Драч обиженно ответил:
— И у Захарка душа не из мочала, да только знает он, что мушкеты без курков. Хмель попробовал сопротивляться...
— Надо, чтобы о Хмеле все люди узнали, — сказал Кривонос, понизив голос. — Об этом я и хотел тебе сказать. От села к селу иди, Кирило. — И еще тише добавил: — Пусть готовят косы: скоро пригодятся.
VII
Проходя мимо церкви, Кривонос увидел толпу крестьян. Женщины над кем-то причитали, мужчины хмуро и злобно смотрели на церковную паперть.
На паперти стоял, широко расставив ноги, панок в рогатой шапке и раздраженно помахивал плетью. Перед ним, заслоняя панка от толпы, вертелись пахолки [Пахолок - слуга], размахивая плетьми, отгоняя русого парубка, который изо всех сил рвался к пану. Селяне старались его удержать. Рубаха на парубке была разорвана, на губах у него выступила пена. Он силился что-то выкрикнуть, а из горла вырывался только стон, будто его жестоко пытали.
На крик парубка и причитания женщин начал cбeгаться народ с ярмарки. Насмешливая улыбка сошла с лица пана — он встревожился, побледнел даже и с остервенением закричал гайдукам:
— Плетью их, пся крев! Чего рты разинули?!
Толпа немного отодвинулась, но сгрудилась еще теснее.
— Побойтесь бога, пане! — выкрикнул кто-то из толпы. — Грех на вашей душе.
— Вы ж ее до смерти довели, — сказал другой. — Хоть к мертвой будьте милостивы!
— Бейте их! — подталкивал панок пахолков, не решавшихся дразнить толпу. — Жолнеров сюда, здесь бунт!
На башне замка стража застучала в железные плиты. Пахолки, почуяв подмогу, замахали плетьми во все стороны, стегая и мужчин и женщин, как скот.

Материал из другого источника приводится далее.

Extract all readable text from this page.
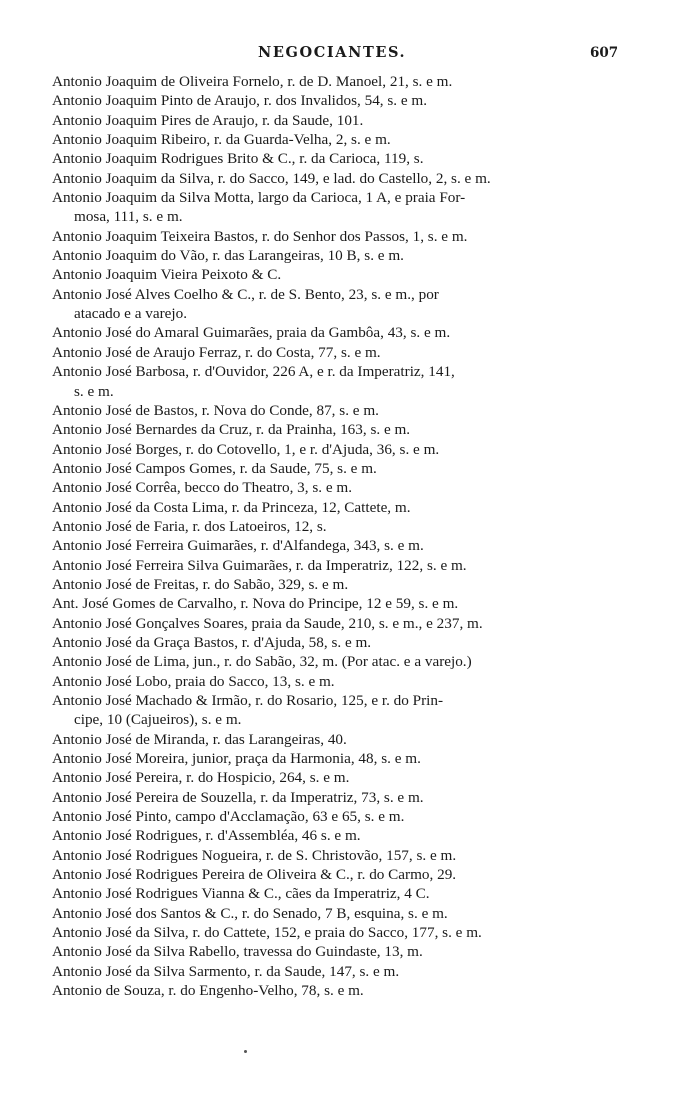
NEGOCIANTES.	607
Antonio Joaquim de Oliveira Fornelo, r. de D. Manoel, 21, s. e m.
Antonio Joaquim Pinto de Araujo, r. dos Invalidos, 54, s. e m.
Antonio Joaquim Pires de Araujo, r. da Saude, 101.
Antonio Joaquim Ribeiro, r. da Guarda-Velha, 2, s. e m.
Antonio Joaquim Rodrigues Brito & C., r. da Carioca, 119, s.
Antonio Joaquim da Silva, r. do Sacco, 149, e lad. do Castello, 2, s. e m.
Antonio Joaquim da Silva Motta, largo da Carioca, 1 A, e praia For-
mosa, 111, s. e m.
Antonio Joaquim Teixeira Bastos, r. do Senhor dos Passos, 1, s. e m.
Antonio Joaquim do Vão, r. das Larangeiras, 10 B, s. e m.
Antonio Joaquim Vieira Peixoto & C.
Antonio José Alves Coelho & C., r. de S. Bento, 23, s. e m., por
atacado e a varejo.
Antonio José do Amaral Guimarães, praia da Gambôa, 43, s. e m.
Antonio José de Araujo Ferraz, r. do Costa, 77, s. e m.
Antonio José Barbosa, r. d'Ouvidor, 226 A, e r. da Imperatriz, 141,
s. e m.
Antonio José de Bastos, r. Nova do Conde, 87, s. e m.
Antonio José Bernardes da Cruz, r. da Prainha, 163, s. e m.
Antonio José Borges, r. do Cotovello, 1, e r. d'Ajuda, 36, s. e m.
Antonio José Campos Gomes, r. da Saude, 75, s. e m.
Antonio José Corrêa, becco do Theatro, 3, s. e m.
Antonio José da Costa Lima, r. da Princeza, 12, Cattete, m.
Antonio José de Faria, r. dos Latoeiros, 12, s.
Antonio José Ferreira Guimarães, r. d'Alfandega, 343, s. e m.
Antonio José Ferreira Silva Guimarães, r. da Imperatriz, 122, s. e m.
Antonio José de Freitas, r. do Sabão, 329, s. e m.
Ant. José Gomes de Carvalho, r. Nova do Principe, 12 e 59, s. e m.
Antonio José Gonçalves Soares, praia da Saude, 210, s. e m., e 237, m.
Antonio José da Graça Bastos, r. d'Ajuda, 58, s. e m.
Antonio José de Lima, jun., r. do Sabão, 32, m. (Por atac. e a varejo.)
Antonio José Lobo, praia do Sacco, 13, s. e m.
Antonio José Machado & Irmão, r. do Rosario, 125, e r. do Prin-
cipe, 10 (Cajueiros), s. e m.
Antonio José de Miranda, r. das Larangeiras, 40.
Antonio José Moreira, junior, praça da Harmonia, 48, s. e m.
Antonio José Pereira, r. do Hospicio, 264, s. e m.
Antonio José Pereira de Souzella, r. da Imperatriz, 73, s. e m.
Antonio José Pinto, campo d'Acclamação, 63 e 65, s. e m.
Antonio José Rodrigues, r. d'Assembléa, 46 s. e m.
Antonio José Rodrigues Nogueira, r. de S. Christovão, 157, s. e m.
Antonio José Rodrigues Pereira de Oliveira & C., r. do Carmo, 29.
Antonio José Rodrigues Vianna & C., cães da Imperatriz, 4 C.
Antonio José dos Santos & C., r. do Senado, 7 B, esquina, s. e m.
Antonio José da Silva, r. do Cattete, 152, e praia do Sacco, 177, s. e m.
Antonio José da Silva Rabello, travessa do Guindaste, 13, m.
Antonio José da Silva Sarmento, r. da Saude, 147, s. e m.
Antonio de Souza, r. do Engenho-Velho, 78, s. e m.
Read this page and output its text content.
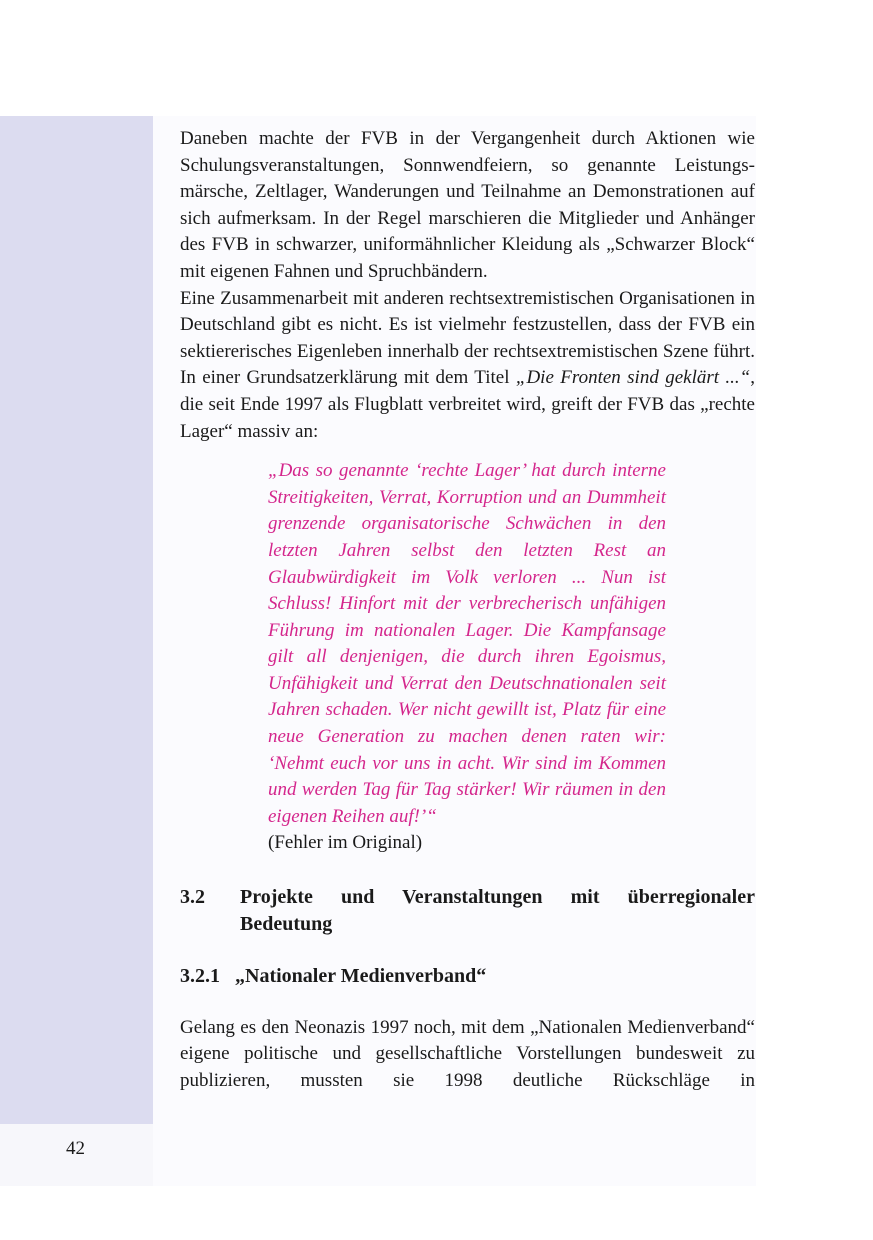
42

Daneben machte der FVB in der Vergangenheit durch Aktionen wie Schulungsveranstaltungen, Sonnwendfeiern, so genannte Leistungsmärsche, Zeltlager, Wanderungen und Teilnahme an Demonstrationen auf sich aufmerksam. In der Regel marschieren die Mitglieder und Anhänger des FVB in schwarzer, uniformähnlicher Kleidung als „Schwarzer Block“ mit eigenen Fahnen und Spruchbändern.

Eine Zusammenarbeit mit anderen rechtsextremistischen Organisationen in Deutschland gibt es nicht. Es ist vielmehr festzustellen, dass der FVB ein sektiererisches Eigenleben innerhalb der rechtsextremistischen Szene führt. In einer Grundsatzerklärung mit dem Titel „Die Fronten sind geklärt ...“, die seit Ende 1997 als Flugblatt verbreitet wird, greift der FVB das „rechte Lager“ massiv an:

„Das so genannte ‘rechte Lager’ hat durch interne Streitigkeiten, Verrat, Korruption und an Dummheit grenzende organisatorische Schwächen in den letzten Jahren selbst den letzten Rest an Glaubwürdigkeit im Volk verloren ... Nun ist Schluss! Hinfort mit der verbrecherisch unfähigen Führung im nationalen Lager. Die Kampfansage gilt all denjenigen, die durch ihren Egoismus, Unfähigkeit und Verrat den Deutschnationalen seit Jahren schaden. Wer nicht gewillt ist, Platz für eine neue Generation zu machen denen raten wir: ‘Nehmt euch vor uns in acht. Wir sind im Kommen und werden Tag für Tag stärker! Wir räumen in den eigenen Reihen auf!’“

(Fehler im Original)

3.2	Projekte und Veranstaltungen mit überregionaler Bedeutung
3.2.1 „Nationaler Medienverband“

Gelang es den Neonazis 1997 noch, mit dem „Nationalen Medienverband“ eigene politische und gesellschaftliche Vorstellungen bundesweit zu publizieren, mussten sie 1998 deutliche Rückschläge in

Люди втянули головы в плечи и подались назад. Тогда Кривонос увидел на земле белую, как из мрамора, женщину. Под мокрой одеждой вырисовывалось ее стройное тело и длинные ноги, обутые в постолы. В остриженных волосах запутались ржавые водоросли и зеленая ряска. От воды земля вокруг тела стала черной. Видно было, что женщину только что вытащили из реки, но зеленые мухи уже смело ползали по ее закрытым глазам.
С первого взгляда Кривоносу показалось что-то знакомое в лице утопленницы — с горбинкой нос, раскинувшиеся крыльями брови, светлые волосы. Он вздрогнул и весь подался к распластанной на земле женщине. От страшной мысли, которую он до сих пор старался отогнать от себя, лицо утопленницы двоилось в глазах, и он никак не мог в него вглядеться. Он протер глаза, посмотрел вокруг: панок в рогатой шапке уже ушел с паперти, за ним исчезли и пахолки. Кривонос снова посмотрел на женщину. Теперь он не нашел в этом восковом лице дорогих ему черт, но тут же подумал, что смерть, возможно, исказила его, и, как бы ища подтверждения, он вопросительно посмотрел на окружающих. Русый парубок уже лежал на земле, уткнувшись лицом в пыль и схватившись руками за голову. От удара плетью рубаха на спине лопнула. Он вздрагивал от рыданий.
Кривонос поднял его на ноги и внимательно всмотрелся в мокрое от слез, совсем еще молодое лицо.
— Что здесь случилось? Что за женщина? — спросил он, готовый уже услышать страшную для себя весть.
Парень печально качал головой и прижимал кулаки к груди. Глянув на утопленницу, он снова схватился за взъерошенную голову.
— Зося! Зося! О проклятые, о проклятые!.. Дайте мне его!..
Толпа снова окружила их стеной, и люди зашумели.
— За панскими собаками больше ходишь, чем за своими детьми.
— Пан собаку пожалел, а женщину на поругание выставил...
— А что случилось? — снова спросил Кривонос. Его тревога понемногу утихла: на правой щеке у женщины белел давнишний рубец, которого не было у Ярины.
— Уже и любить друг друга нельзя без денег.
— «Плати куницу [Так назывался выкуп за разрешение жениться], — говорит пан. — Тогда и жениться разрешу». А где же его заработать, тот злотый, когда хлоп изо дня в день на барщине?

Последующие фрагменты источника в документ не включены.